When I first got my Model 3, I was scared to use autopilot for about the first week. When I did try it I went onto the freeway (ideal case use) and engaged it briefly. I actually did not like it at all at first, but over time I got more confident, and of course it helped my confidence a lot as its ability to remain centered in the lane improved with updates. I began to use it more on the freeway.
I was still scared to use it in town, but eventually I tried it, and it worked very well although braking at stop lights where there was a car stopped was quite abrupt, and it took longer than I liked to resume moving. I pretty much quit using it on city streets.
As I got more comfortable with it, and discovered that a light touch on the go pedal would nudge it to resume moving after a stop, I began to use it more.
Then an odd thing happened in my attitude: I became so confident with it that although I would never allow myself to become distracted, and I monitored it carefully and continuously, I found that I didn't want to disengage it. I wanted the car to drive. I took over when I absolutely had to, but felt disappointed when I had to.

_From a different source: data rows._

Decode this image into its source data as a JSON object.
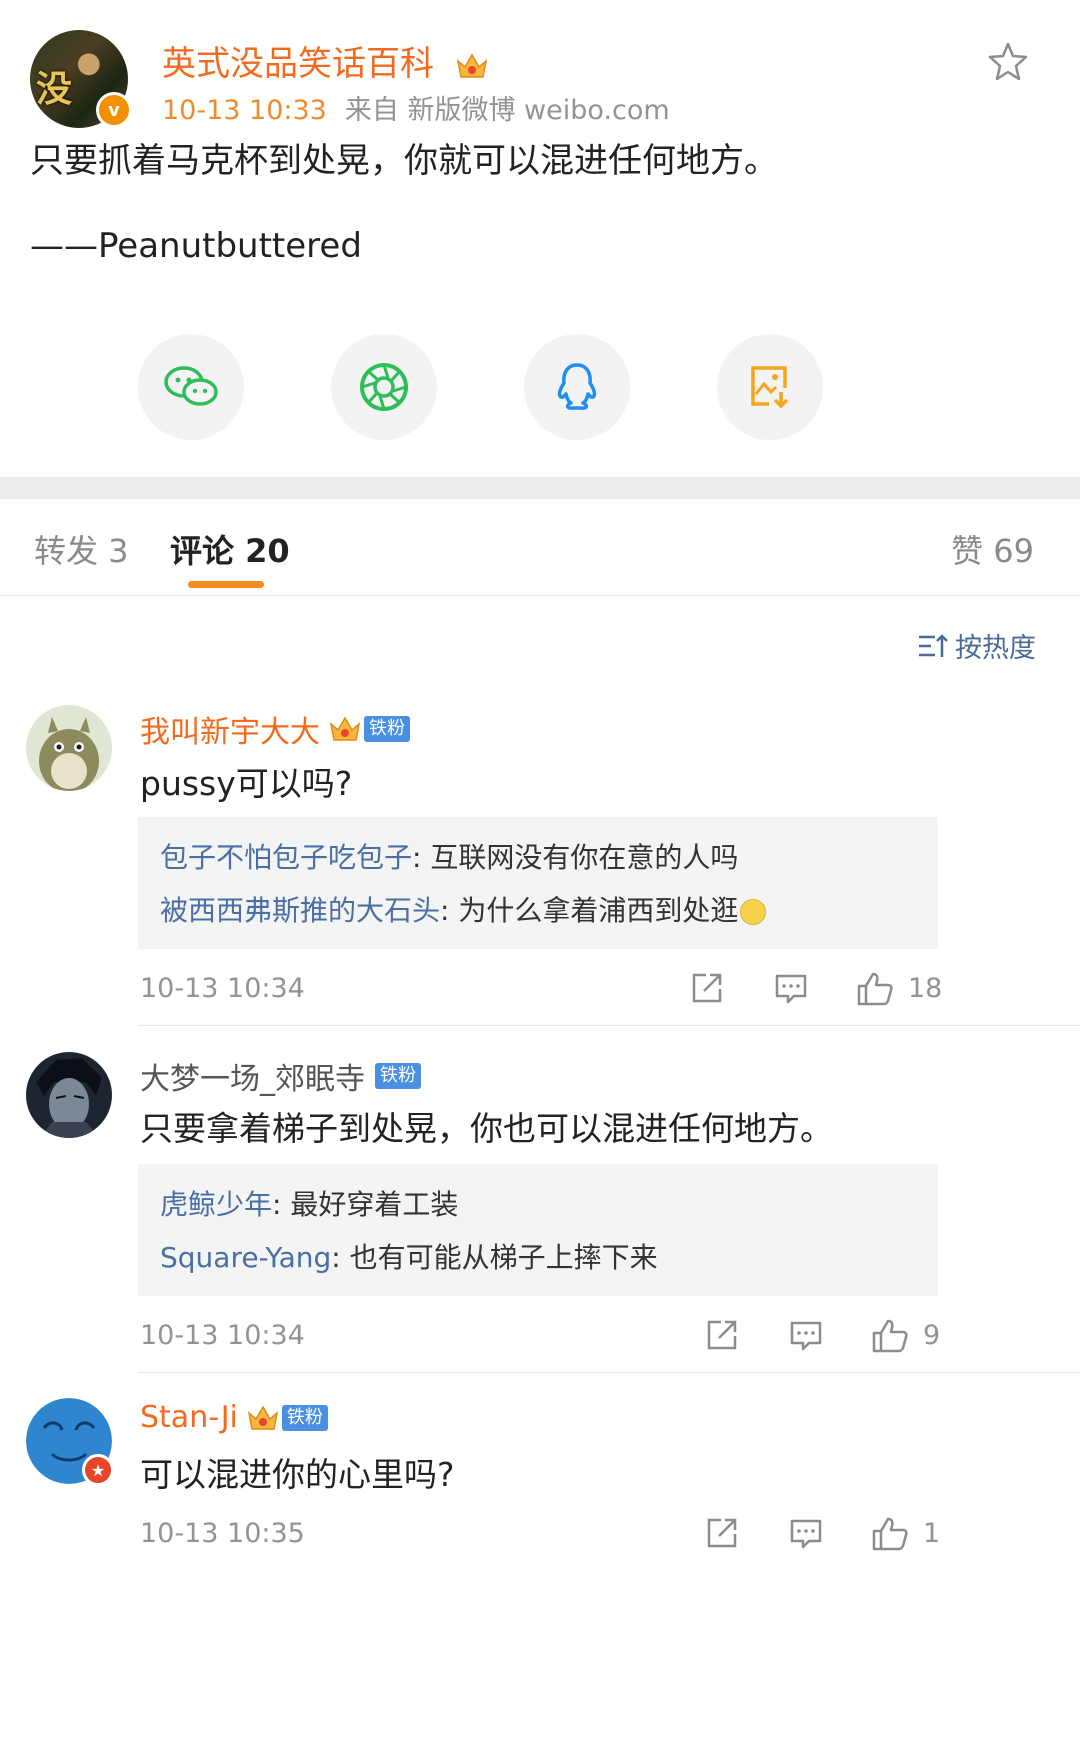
{
  "post": {
    "author": "英式没品笑话百科",
    "avatar_text": "没",
    "time": "10-13 10:33",
    "source": "来自 新版微博 weibo.com",
    "text": "只要抓着马克杯到处晃，你就可以混进任何地方。",
    "attribution": "——Peanutbuttered",
    "icons": {
      "verified": "verified-v-icon",
      "crown": "crown-icon",
      "favorite": "star-icon"
    },
    "share_targets": [
      "wechat-icon",
      "moments-icon",
      "qq-icon",
      "save-image-icon"
    ],
    "colors": {
      "name": "#f46a1e",
      "time": "#f08a2e",
      "accent": "#f58a1e",
      "link": "#4a6fa5"
    }
  },
  "tabs": {
    "repost": "转发 3",
    "comments": "评论 20",
    "likes": "赞 69"
  },
  "sort_label": "按热度",
  "comments": [
    {
      "name": "我叫新宇大大",
      "badge": "铁粉",
      "text": "pussy可以吗?",
      "replies": [
        {
          "name": "包子不怕包子吃包子",
          "text": ": 互联网没有你在意的人吗"
        },
        {
          "name": "被西西弗斯推的大石头",
          "text": ": 为什么拿着浦西到处逛"
        }
      ],
      "time": "10-13 10:34",
      "likes": "18"
    },
    {
      "name": "大梦一场_郊眠寺",
      "badge": "铁粉",
      "text": "只要拿着梯子到处晃，你也可以混进任何地方。",
      "replies": [
        {
          "name": "虎鲸少年",
          "text": ": 最好穿着工装"
        },
        {
          "name": "Square-Yang",
          "text": ": 也有可能从梯子上摔下来"
        }
      ],
      "time": "10-13 10:34",
      "likes": "9"
    },
    {
      "name": "Stan-Ji",
      "badge": "铁粉",
      "text": "可以混进你的心里吗?",
      "replies": [],
      "time": "10-13 10:35",
      "likes": "1"
    }
  ]
}
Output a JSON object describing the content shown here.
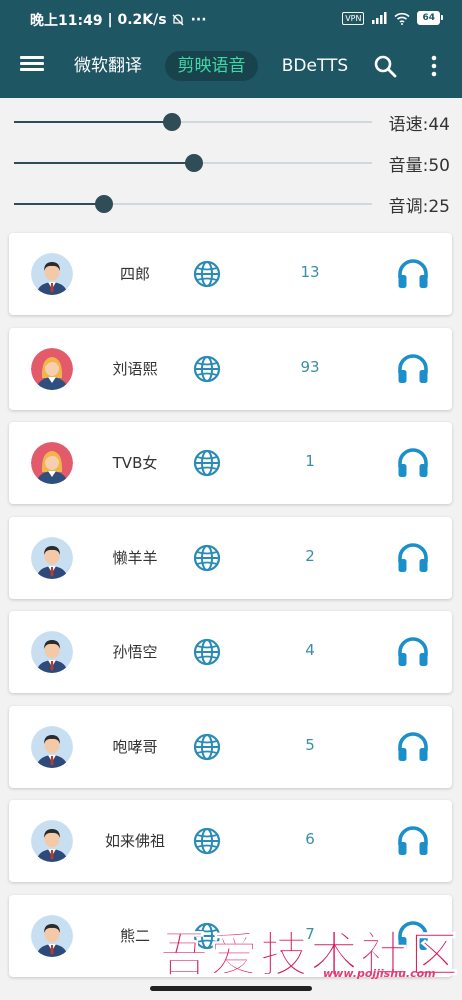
{
  "status": {
    "time": "晚上11:49",
    "speed": "0.2K/s",
    "dots": "···",
    "vpn": "VPN",
    "battery": "64"
  },
  "appbar": {
    "tabs": [
      {
        "label": "微软翻译",
        "selected": false
      },
      {
        "label": "剪映语音",
        "selected": true
      },
      {
        "label": "BDeTTS",
        "selected": false
      }
    ],
    "accent_color": "#3fd7a5",
    "bar_color": "#1f5664"
  },
  "sliders": [
    {
      "label": "语速:44",
      "value": 44
    },
    {
      "label": "音量:50",
      "value": 50
    },
    {
      "label": "音调:25",
      "value": 25
    }
  ],
  "voices": [
    {
      "name": "四郎",
      "number": "13",
      "avatar": "male-avatar"
    },
    {
      "name": "刘语熙",
      "number": "93",
      "avatar": "female-avatar"
    },
    {
      "name": "TVB女",
      "number": "1",
      "avatar": "female-avatar"
    },
    {
      "name": "懒羊羊",
      "number": "2",
      "avatar": "male-avatar"
    },
    {
      "name": "孙悟空",
      "number": "4",
      "avatar": "male-avatar"
    },
    {
      "name": "咆哮哥",
      "number": "5",
      "avatar": "male-avatar"
    },
    {
      "name": "如来佛祖",
      "number": "6",
      "avatar": "male-avatar"
    },
    {
      "name": "熊二",
      "number": "7",
      "avatar": "male-avatar"
    }
  ],
  "watermark": {
    "title": "吾爱技术社区",
    "url": "www.pojjishu.com"
  }
}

During at least the first half of my long road trip to and through British Columbia, Canada, for hiking, it almost became a game: How long can I leave AP engaged?

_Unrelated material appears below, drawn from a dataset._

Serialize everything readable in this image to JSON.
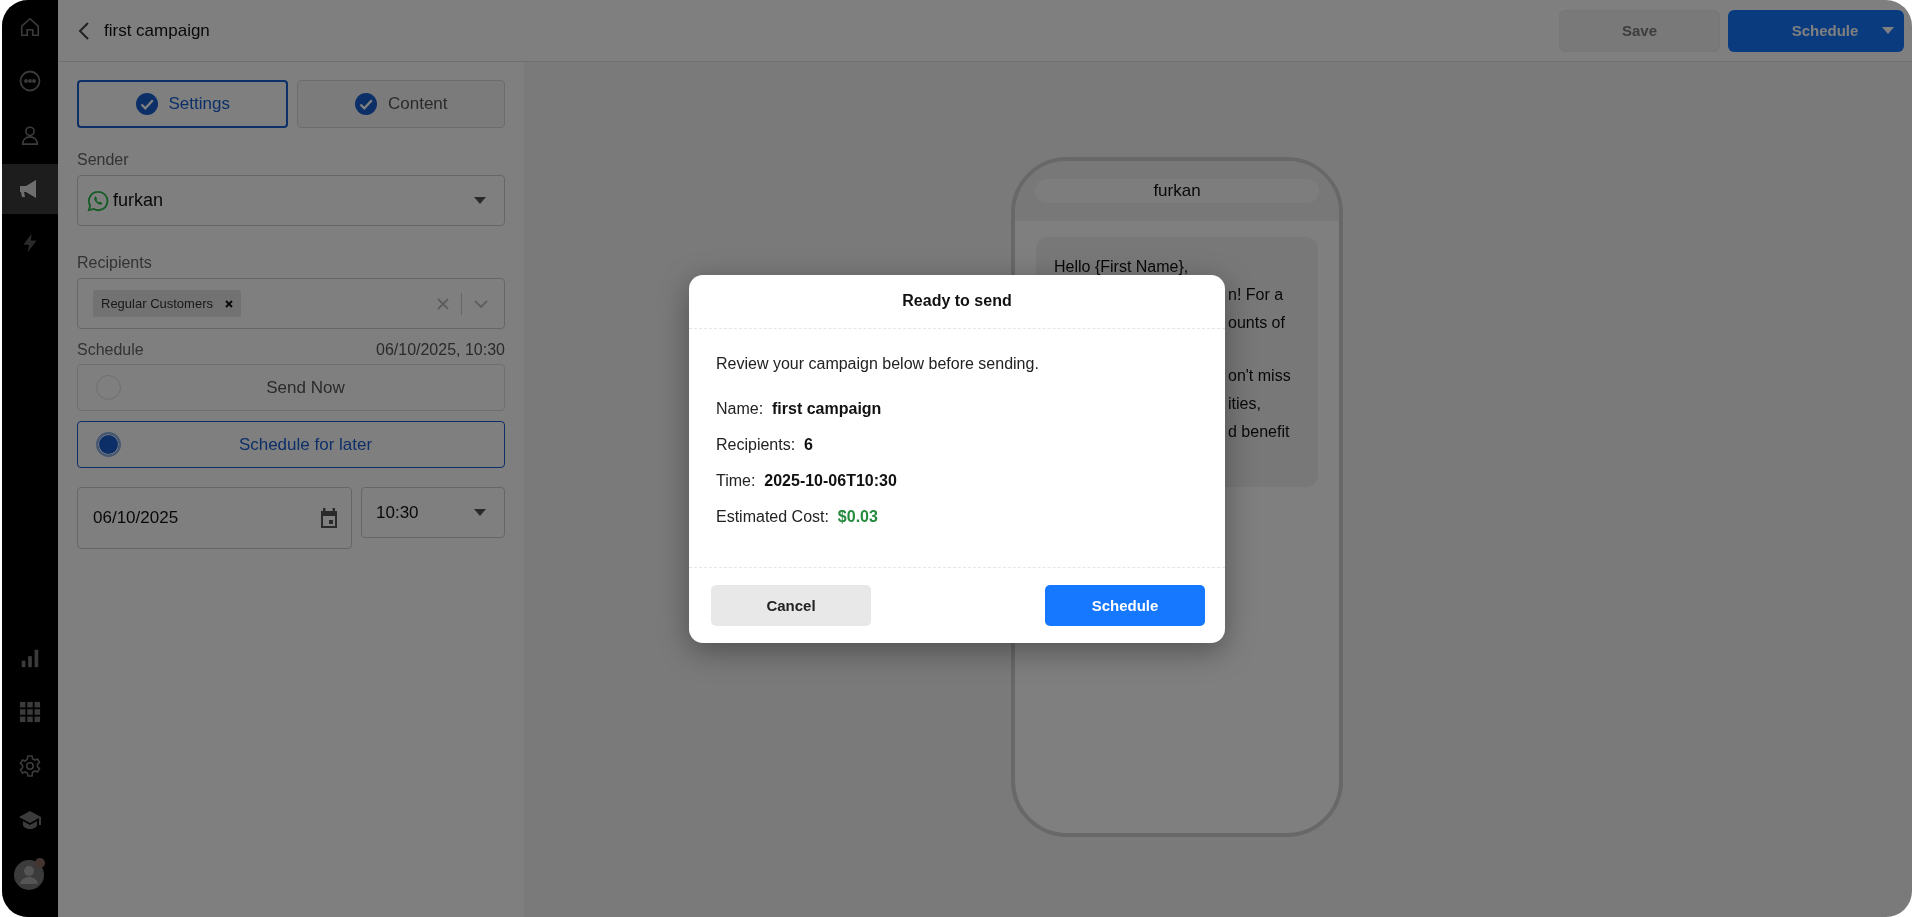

But the more I drive the car, and the more I get use to it, the newness has worn off. It's no longer a novelty, or a game. It's a tool. As long as I remain alert and ready, a momentary distraction is less hazardous than if I were driving the car, but at the same time, there are situations it can handle and others it cannot. Now I find myself judging well ahead of time, Is this a good time to be using AP or is this a better time for me to be driving? I no longer engage it for very brief stretches just because I can. If I'm going to turn in a block I don't engage it. If there's a car coming from the other direction that seems to be close to the line, I disengage AP and keep to the other side of my lane.
AP is a tool that when used properly makes the car safer. It's not a toy or a game. You learn when to use it and when not to use it, and when conditions are right, it is just amazing. But it's only level 2, and for the time being there are still plenty of times when it cannot handle the conditions, or maybe it could handle them but is not yet really ready or able to do so as well as you can do yourself. Tesla tells us this, of course, and makes it abundantly clear in the manual, but it's taken me some time to really internalize it and to begin to learn to use it to best effect.
And the longer I have the car the more I like AP. Driving any other car after this is going to seem like a real chore.